The last piece of information you need for logging a piece of data is what type of log it is. The current supported types are log, warn, error, info, group, groupEnd, groupCollapsed, and table.

In order to cut down on duplicate data it is recommended to pass in an empty string '' instead of log. The extension will default to log if the given type is empty string or not recognized.

Adding a new row

Now that you have all the data you need you should add a new row to your log data

row = [log_data, backtrace, '']
rows.append(row)

Encoding The Data

At this point you have your data ready to send.

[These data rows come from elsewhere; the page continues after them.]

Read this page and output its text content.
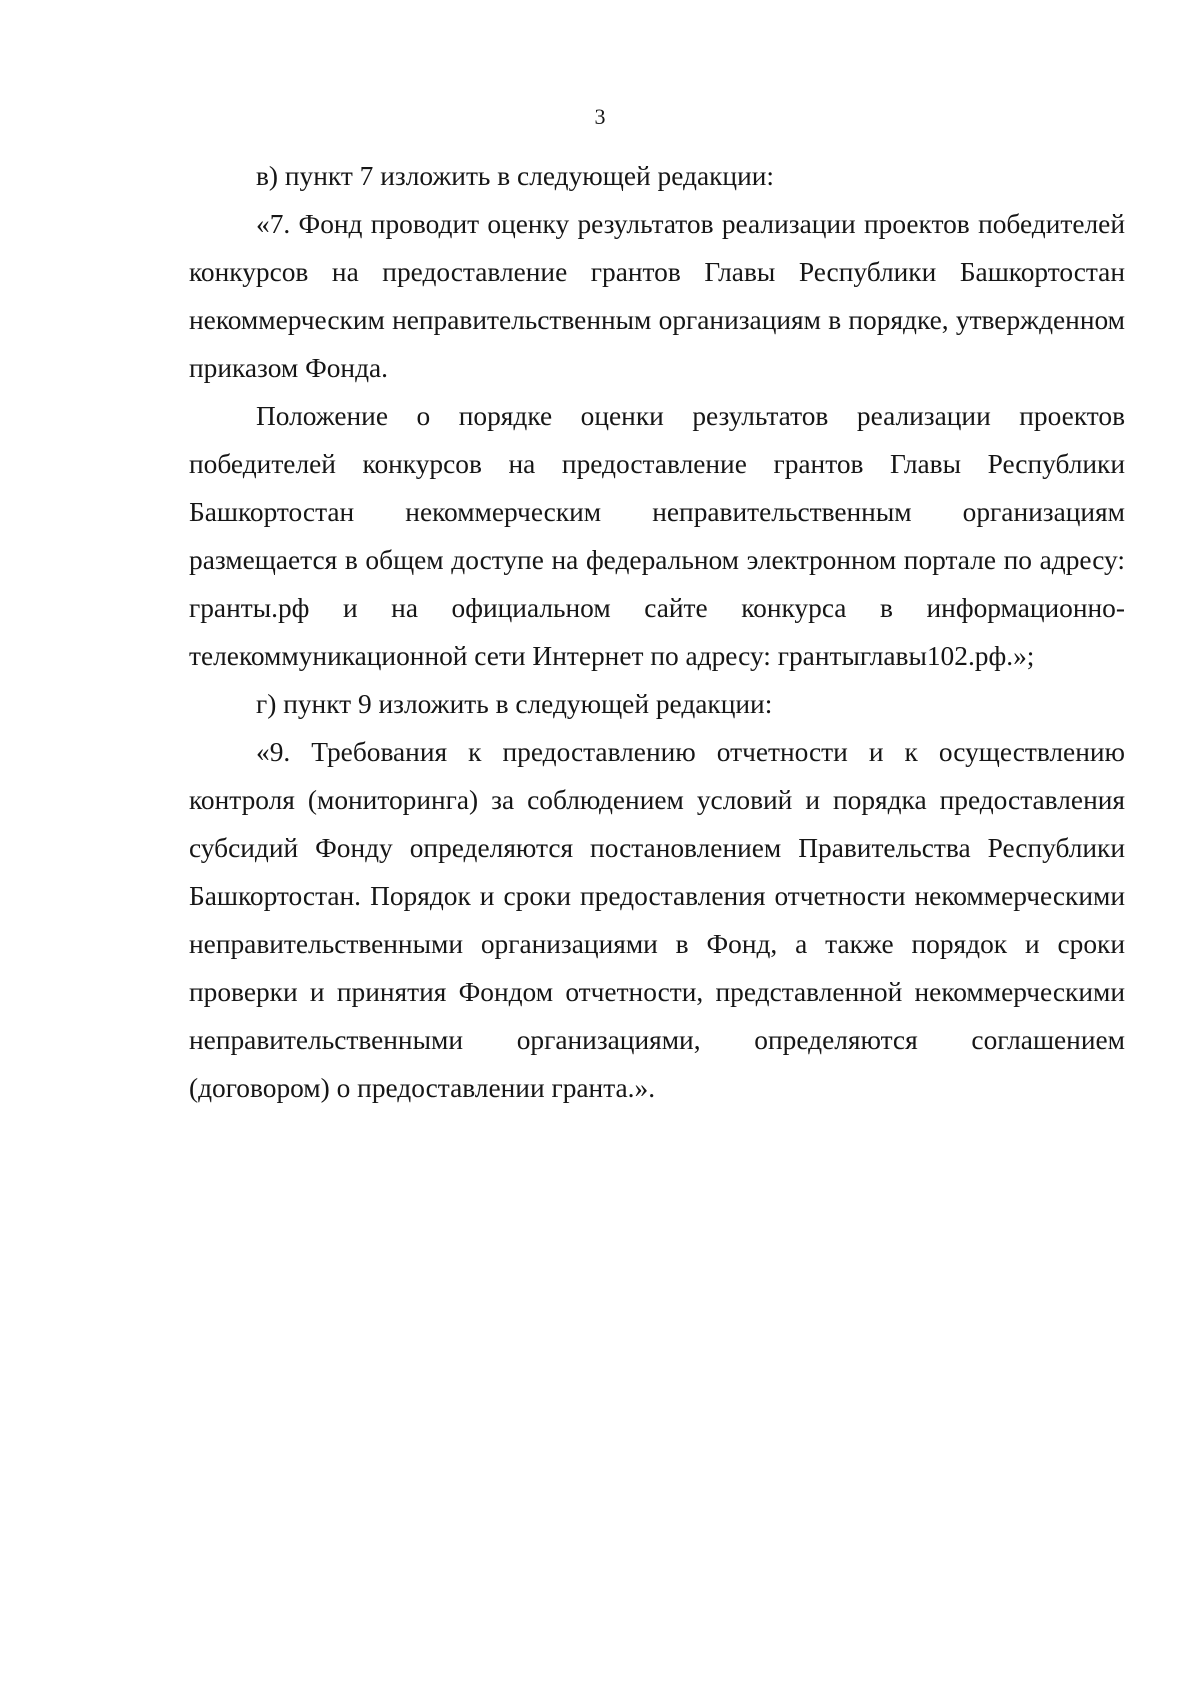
3

в) пункт 7 изложить в следующей редакции:

«7. Фонд проводит оценку результатов реализации проектов победителей конкурсов на предоставление грантов Главы Республики Башкортостан некоммерческим неправительственным организациям в порядке, утвержденном приказом Фонда.

Положение о порядке оценки результатов реализации проектов победителей конкурсов на предоставление грантов Главы Республики Башкортостан некоммерческим неправительственным организациям размещается в общем доступе на федеральном электронном портале по адресу: гранты.рф и на официальном сайте конкурса в информационно-телекоммуникационной сети Интернет по адресу: грантыглавы102.рф.»;

г) пункт 9 изложить в следующей редакции:

«9. Требования к предоставлению отчетности и к осуществлению контроля (мониторинга) за соблюдением условий и порядка предоставления субсидий Фонду определяются постановлением Правительства Республики Башкортостан. Порядок и сроки предоставления отчетности некоммерческими неправительственными организациями в Фонд, а также порядок и сроки проверки и принятия Фондом отчетности, представленной некоммерческими неправительственными организациями, определяются соглашением (договором) о предоставлении гранта.».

It looks like this:

data = {
    "version": "0.2",
    "columns": ["log", "backtrace", "type"],
    "rows": [
        [
            [{
                '___class_name': 'User',
                'name': 'Craig',
                'occupation': 'NFL Player'
            }],
            '/path/to/file.py : 25',
            ''
        ]
    ]
}

Encoding the data is simple.

  1. First you should JSON encode it:

    json_data = json.dumps(data)
  2. Then you should utf8 encode it:

    utf8_data = json_data.encode('utf-8')
  3. Finally you should base64 encode it:

    final_data = utf8_data.encode('base64').replace('\n', '')

    Make sure there are no new lines in the base64 encoded data since it needs to be sent in a single HTTP header.

Sending a header

The final step at the end is sending the data you have encoded in a header.

The header is called X-ChromeLogger-Data.

self.set_header('X-ChromeLogger-Data', final_data)

Different libraries/frameworks will have to implement this part differently. PHP is the only language I know of where you can set any HTTP header from any part of your code base.

For other languages you will have to store the header information and then have a method to retrieve it and flush out the log data from that request.